How to Gain Muscle: Tips From Charles Glass

By Charles Glass

Working larger body parts first is a good rule of thumb to follow, mainly because they require more of your energy to train.

Q: I am 57 years old, but I am still new to training. It was only a year ago that I finally decided to get in some kind of shape. So much of the information out there seems to be geared toward more advanced lifters. Can you please help me out? Does it matter what order you do your exercises in? Today I did biceps and then back. Was that OK? I think I have heard to work larger body parts first, but I don’t know whether that’s correct.

A: Working larger body parts first is a good rule of thumb to follow, mainly because they require more of your energy to train. It’s a lot more demanding to train something like back or chest than it is to work a smaller muscle group like the biceps or triceps. But a far more critical concept for you to understand and apply is to never train a body part before another in which that muscle assists. You gave me a great example of breaking this cardinal rule by telling me that you worked biceps before back. The back is trained with compound movements like rows, lat pulldowns, pull-ups, and deadlifts. All those exercises are pulling movements, and your biceps play an important role in each of them. Furthermore, they happen to be a weak link. If you think about how big and strong the lats are compared to your smaller and weaker biceps, that makes sense. So that’s why fatiguing the biceps first with isolation movements for them like barbell and dumbbell curls is a terrible idea. If you go from there to your back exercises, now your biceps are even weaker compared to the lats. You won’t be able to handle as much weight on your back movements because your biceps, which as we said are used in any pulling motion, are already tired.

The same rule applies to the triceps when it comes to training the chest or shoulders. It’s a little trickier in this case because we do work the chest with isolation movements such as flyes that don’t involve the triceps, and we do various forms of lateral raises for the deltoids that don’t involve the triceps either. But you also need to work the chest with various pressing movements such as incline, flat or decline presses, as well as dips. And the shoulders always need some type of overhead press to train them properly. The triceps contribute toward any movement where you push weight away from your body using the arms.

Another fact to consider is that the anterior or front delts are also involved in any pressing motion.
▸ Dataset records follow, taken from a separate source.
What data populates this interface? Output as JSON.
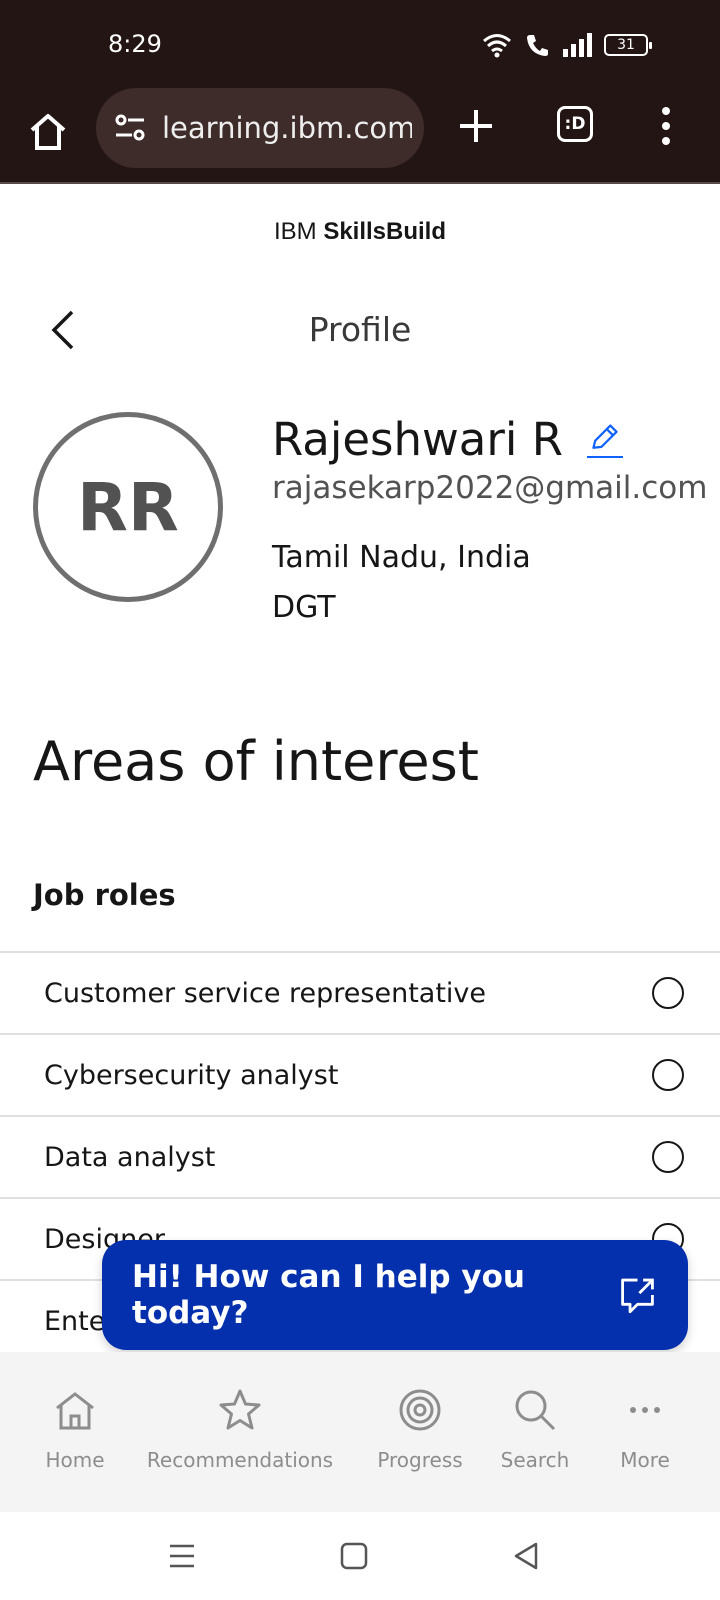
{
  "status_bar": {
    "time": "8:29",
    "battery": "31"
  },
  "browser": {
    "url": "learning.ibm.com",
    "tabs_label": ":D"
  },
  "brand": {
    "prefix": "IBM",
    "name": "SkillsBuild"
  },
  "page": {
    "title": "Profile"
  },
  "profile": {
    "initials": "RR",
    "name": "Rajeshwari R",
    "email": "rajasekarp2022@gmail.com",
    "location": "Tamil Nadu, India",
    "organization": "DGT"
  },
  "interests": {
    "title": "Areas of interest",
    "job_roles_title": "Job roles",
    "job_roles": [
      {
        "label": "Customer service representative"
      },
      {
        "label": "Cybersecurity analyst"
      },
      {
        "label": "Data analyst"
      },
      {
        "label": "Designer"
      },
      {
        "label": "Ente"
      }
    ]
  },
  "chat": {
    "label": "Hi! How can I help you today?"
  },
  "bottom_nav": [
    {
      "label": "Home",
      "icon": "home-icon"
    },
    {
      "label": "Recommendations",
      "icon": "star-icon"
    },
    {
      "label": "Progress",
      "icon": "progress-icon"
    },
    {
      "label": "Search",
      "icon": "search-icon"
    },
    {
      "label": "More",
      "icon": "more-icon"
    }
  ],
  "colors": {
    "chrome_bg": "#231514",
    "chat_bg": "#0530ad",
    "edit_icon": "#0f62fe",
    "nav_bg": "#f4f4f4"
  }
}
So, you wouldn’t normally want to do those before an overhead press for shoulders. Some people like to do chest and shoulders in the same workout. It makes sense even more if they are a strong point, because that gives you more time to focus on other areas that may need improvement. If you do it, make sure you work chest first and then shoulders.

One way you can work the smaller arm muscles first is if they aren’t involved in the compound movements for the larger body part you’ll be doing second in the workout. For instance, you could train biceps before either chest or shoulders, or triceps before back.

One exception to all this pertains to the legs. The quadriceps are the target muscle for most of us when we do squats, leg presses or hack squats, but these movements also involve the glutes, hamstrings, and calves. It’s OK to do leg extensions first in a leg workout for a couple of reasons. One, they are excellent for warming up the knees and getting blood flowing to your quads. Second, they pre-exhaust the quads so they will fatigue faster in your compound movements. This is ideal for those who have a problem with their hips and glutes taking over on squats and leg presses, which isn’t uncommon. You’ll be using a bit less weight, but you’ll be working your quads much harder if you do extensions first.